Even as demand for certain refined fuels falters domestically and in certain major export markets, notably China, low import costs will help to provide some support to refiners, he added.
Supported by strong demand for gasoline and aviation fuel, China's November crude oil imports rose 7.6 percent from the same month a year ago, data showed on Tuesday, For the first 11 months, China's crude oil imports rose 8.7 percent to 302.3 million tonnes, or 6.61 million barrels a day.
Low oil prices has also spurred stockpiling by China this year as it builds its strategic petroleum reserve.
Asia's emerging economics like India, Pakistan and the Philippines, where consumer spending is a key driver of growth, will also see some upside.

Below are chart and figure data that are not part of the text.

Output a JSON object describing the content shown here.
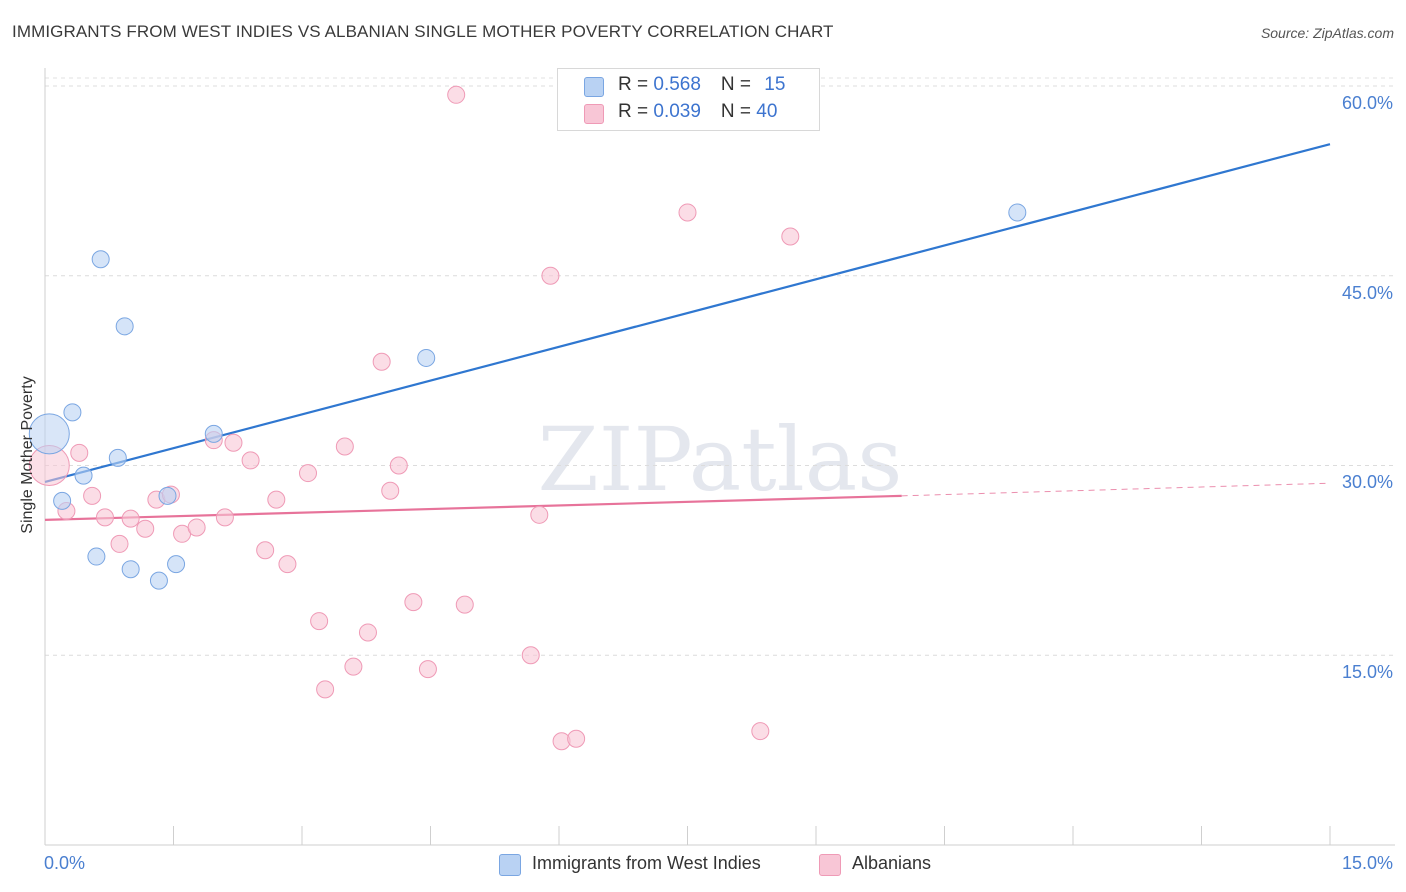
{
  "title": "IMMIGRANTS FROM WEST INDIES VS ALBANIAN SINGLE MOTHER POVERTY CORRELATION CHART",
  "source": "Source: ZipAtlas.com",
  "watermark": "ZIPatlas",
  "colors": {
    "blue_fill": "#b9d2f3",
    "blue_stroke": "#7aa6e2",
    "blue_line": "#2f77d0",
    "pink_fill": "#f8c6d6",
    "pink_stroke": "#ef9ab6",
    "pink_line": "#e7739a",
    "axis_label": "#4a7fd0"
  },
  "legend": {
    "rows": [
      {
        "r_label": "R = ",
        "r_value": "0.568",
        "n_label": "N = ",
        "n_value": "15"
      },
      {
        "r_label": "R = ",
        "r_value": "0.039",
        "n_label": "N = ",
        "n_value": "40"
      }
    ]
  },
  "chart_data": {
    "type": "scatter",
    "title": "IMMIGRANTS FROM WEST INDIES VS ALBANIAN SINGLE MOTHER POVERTY CORRELATION CHART",
    "xlabel": "",
    "ylabel": "Single Mother Poverty",
    "xlim": [
      0,
      15
    ],
    "ylim": [
      0,
      63
    ],
    "x_tick_labels": [
      "0.0%",
      "15.0%"
    ],
    "y_ticks": [
      15,
      30,
      45,
      60
    ],
    "y_tick_labels": [
      "15.0%",
      "30.0%",
      "45.0%",
      "60.0%"
    ],
    "grid": true,
    "series": [
      {
        "name": "Immigrants from West Indies",
        "r": 0.568,
        "n": 15,
        "points": [
          {
            "x": 0.05,
            "y": 32.5,
            "big": true
          },
          {
            "x": 0.2,
            "y": 27.2
          },
          {
            "x": 0.32,
            "y": 34.2
          },
          {
            "x": 0.45,
            "y": 29.2
          },
          {
            "x": 0.6,
            "y": 22.8
          },
          {
            "x": 0.65,
            "y": 46.3
          },
          {
            "x": 0.85,
            "y": 30.6
          },
          {
            "x": 0.93,
            "y": 41.0
          },
          {
            "x": 1.0,
            "y": 21.8
          },
          {
            "x": 1.33,
            "y": 20.9
          },
          {
            "x": 1.43,
            "y": 27.6
          },
          {
            "x": 1.53,
            "y": 22.2
          },
          {
            "x": 1.97,
            "y": 32.5
          },
          {
            "x": 4.45,
            "y": 38.5
          },
          {
            "x": 11.35,
            "y": 50.0
          }
        ],
        "trend": {
          "x0": 0.0,
          "y0": 28.7,
          "x1": 15.0,
          "y1": 55.4
        }
      },
      {
        "name": "Albanians",
        "r": 0.039,
        "n": 40,
        "points": [
          {
            "x": 0.05,
            "y": 30.0,
            "big": true
          },
          {
            "x": 0.25,
            "y": 26.4
          },
          {
            "x": 0.4,
            "y": 31.0
          },
          {
            "x": 0.55,
            "y": 27.6
          },
          {
            "x": 0.7,
            "y": 25.9
          },
          {
            "x": 0.87,
            "y": 23.8
          },
          {
            "x": 1.0,
            "y": 25.8
          },
          {
            "x": 1.17,
            "y": 25.0
          },
          {
            "x": 1.3,
            "y": 27.3
          },
          {
            "x": 1.47,
            "y": 27.7
          },
          {
            "x": 1.6,
            "y": 24.6
          },
          {
            "x": 1.77,
            "y": 25.1
          },
          {
            "x": 1.97,
            "y": 32.0
          },
          {
            "x": 2.1,
            "y": 25.9
          },
          {
            "x": 2.2,
            "y": 31.8
          },
          {
            "x": 2.4,
            "y": 30.4
          },
          {
            "x": 2.57,
            "y": 23.3
          },
          {
            "x": 2.7,
            "y": 27.3
          },
          {
            "x": 2.83,
            "y": 22.2
          },
          {
            "x": 3.07,
            "y": 29.4
          },
          {
            "x": 3.2,
            "y": 17.7
          },
          {
            "x": 3.27,
            "y": 12.3
          },
          {
            "x": 3.5,
            "y": 31.5
          },
          {
            "x": 3.6,
            "y": 14.1
          },
          {
            "x": 3.77,
            "y": 16.8
          },
          {
            "x": 3.93,
            "y": 38.2
          },
          {
            "x": 4.03,
            "y": 28.0
          },
          {
            "x": 4.13,
            "y": 30.0
          },
          {
            "x": 4.3,
            "y": 19.2
          },
          {
            "x": 4.47,
            "y": 13.9
          },
          {
            "x": 4.8,
            "y": 59.3
          },
          {
            "x": 4.9,
            "y": 19.0
          },
          {
            "x": 5.67,
            "y": 15.0
          },
          {
            "x": 5.77,
            "y": 26.1
          },
          {
            "x": 5.9,
            "y": 45.0
          },
          {
            "x": 6.03,
            "y": 8.2
          },
          {
            "x": 6.2,
            "y": 8.4
          },
          {
            "x": 7.5,
            "y": 50.0
          },
          {
            "x": 8.35,
            "y": 9.0
          },
          {
            "x": 8.7,
            "y": 48.1
          }
        ],
        "trend": {
          "x0": 0.0,
          "y0": 25.7,
          "x1": 10.0,
          "y1": 27.6,
          "x_dash_end": 15.0,
          "y_dash_end": 28.6
        }
      }
    ]
  }
}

"Cheaper oil will lead to greater consumer spending and an acceleration of industrialization, underpinning our bullish growth outlook for these economies over the coming years," said BMI's Lee.

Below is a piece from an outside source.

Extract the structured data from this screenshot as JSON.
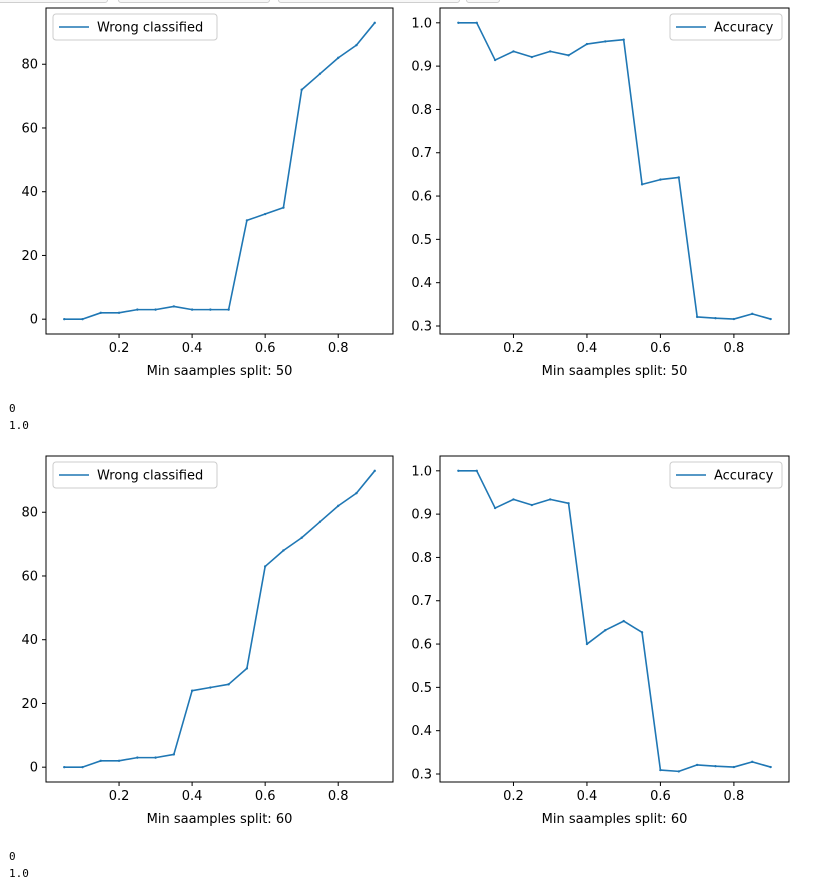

Indeed, Australian bank Westpac noted in its latest Asian market report that despite weak private sector confidence in India, the "silver lining" is in low commodities prices, particularly in oil where "lower for longer" views were generally well received by the business community.
The prospects of a prolonged weakness in oil prices--which have more than halved in 18 months--will be anathema to countries that rely heavily on crude exports.
Economies that will be affected are the Asian crude exporters, such as Malaysia, Indonesia, Vietnam, Timor-Leste and Brunei, where oil export revenues constitute a large part of government incomes.
"We expect lower crude prices to lead to a substantial cutback in government s pending while constraining growth prospects over the short-to-medium term," said Lee.
The detrimental impact of low oil prices will be the most pronounced in Timor-Leste and Brunei, where oil exports account for about 73.0% and 96.0% of annual government revenue, respectively, he added.
Despite the recent bout of bad news from Malaysia, including a slump in its currency, massive losses at its state investment fund and a corruption scandal involving the prime minister, the country is not as susceptible to oil shocks.
A major producer and exporter of raw materials in Southeast Asia, Malaysia has been investing in its downstream sectors for years as it moves toward higher-value growth.
"Lower oil prices will be a steady source of cost savings for many businesses across Malaysia, including the transport industry, chemical manufacturers and the computing industry, which is heavily dependent on electricity. Meanwhile, non-oil related exporters will face a double benefit of a more competitive currency and weaker oil prices," said Lee.